Monthly Archives: January 2011

Authority control and identity management

Kathleen’s comment on my last post made me realize that “identity management” and “authority control” are actually two faces of the same coin. It’s just using two expressions (the first scoped “information technology” and the latter “library”, maybe) for essentially the same thing, although implemented differently. Library identity management has some flaws, the major one probably being that for the most part the identification system has not been brought up to speed and transferred into the digital age.

Moreover, I can think of a number of entities that would be better off with a more stringent IM / AC instead of string matching: serials (which in the German and Austrian cataloging community do have identifiers that are linked to from the records and are treated as kinds of authorities), publisher or place of publication (collocating different names of the same place, e.g. Wien, Vienna, Vienne, Beč, Виена etc.).

Librarians / Catalogers have gathered a lot of expertise in this particular area over the years, we just need to take it a few steps further to fit the online digital environment and build authority control / identity management platforms that can make a real contribution to all kinds of efforts (semantic technologies, digital libraries, digital humanities etc.). One such entity authority tool set that moves beyond traditional library authority practice is EATS, developed and used by the New Zealand Electronic Text Centre. Jamie Norrish anticipated my wanting to bring it up in his comment. 😉 I’ll mention it anyway: see his paper for more in-depth information about EATS (the paper is especially compelling because of its comparison between existing authority control mechanisms and EATS) and another paper he co-authored on the topic maps approach to authority management underlying EATS.

Extending our notion of authority and identity management beyond authors, titles and subjects to other entities in library data creates the opportunity to share links and identifiers with outside communities or across collections and increase search quality through consistency.


Consistency and identity management

Consistency is a strange thing. We are in dire need of it to give computers something reliable to work with, yet we are unlikely to achieve the necessary level of consistency in our data due to various reasons. First, we are human, and inconsistency can be said to be part of human nature; second, there are different catalogers entering data into the same pool who don’t do things exactly the same. We can (and as catalogers, should) strive for as much consistency as possible in our own work, but factors such as the ones just mentioned get in the way.

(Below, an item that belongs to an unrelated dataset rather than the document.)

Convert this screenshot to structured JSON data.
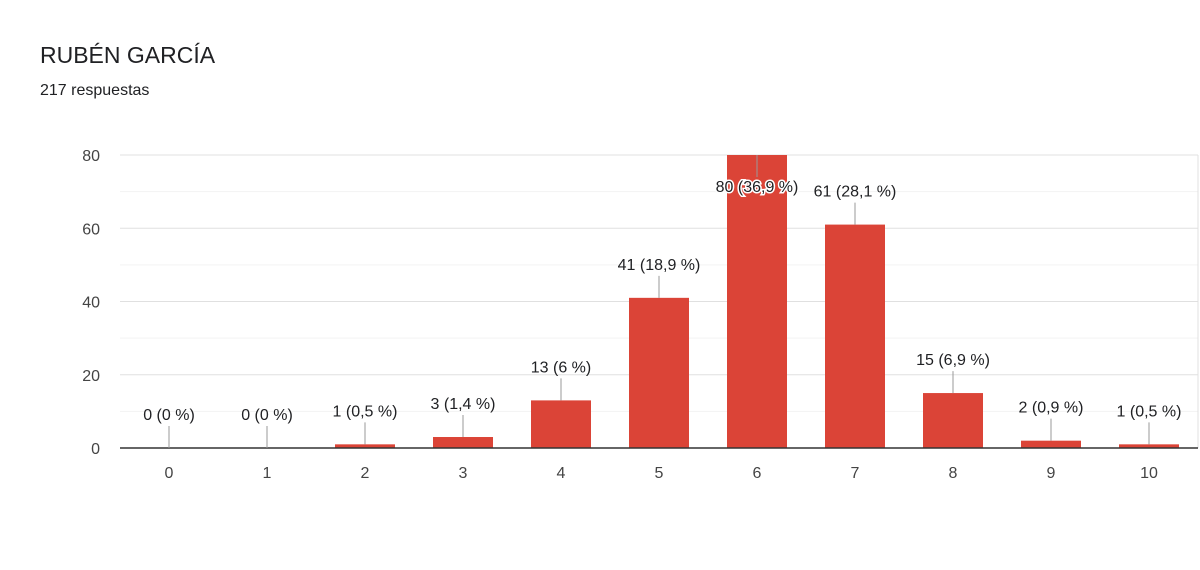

Current ILS match strings for indexing, so it’s hard for them to tell whether “Oxford UP” and “Oxford Univ. Pr.” and “Oxford University Press” (I’ll spare you other ways to write this – which exist!) are the same or not. Users wanting to browse titles of a certain publisher are left to click through lists of variant names (typos and such included…). Or even worse, failing such an index, they have to search for all kinds of variations.

Why not cluster / merge these under one term? The technical possibilities are there (the freely available Google Refine, or topic maps, for that matter), I’m sure it could be implemented into library systems. A simple list of values to choose from while cataloging would be another, although limited, option. Here software can help straighten out human errors or inconsistencies (which, let’s face it, will continue to exist) and users will benefit from a more time-sparing and useful display. Identity management, anyone?

Moving Forward – blog

In one of his recent postings to NGC4Lib, Jonathan Rochkind mentioned the University of Wisconsin resource discovery blog Moving Forward. As a cataloging geek, I had to go and check it out ;). If you are keen to learn about the inner workings of a discovery system based on Solr and Blacklight (without too much technical detail, unless you want it), about indexing and searching and the interaction between back-end and front-end, this blog is for you. In particular I enjoy the clear and accessible language of the posts.

Just as an example, let me warmly recommend “Bibliographic Description? Bibliographic Interaction!. Enabling users to combine terms across subject headings empowers them to pursue their own semantic interpretations of subjects – they don’t necessarily need to match the subject strings the cataloger came up with. To be honest, these possibilities of subject browsing are really impressive to me, never having seen such an implementation before. It goes to show that with cleverness and the available technology, some of the rigidity of MARC can be overcome and data can begin to “dance” – not clumsily but elegantly.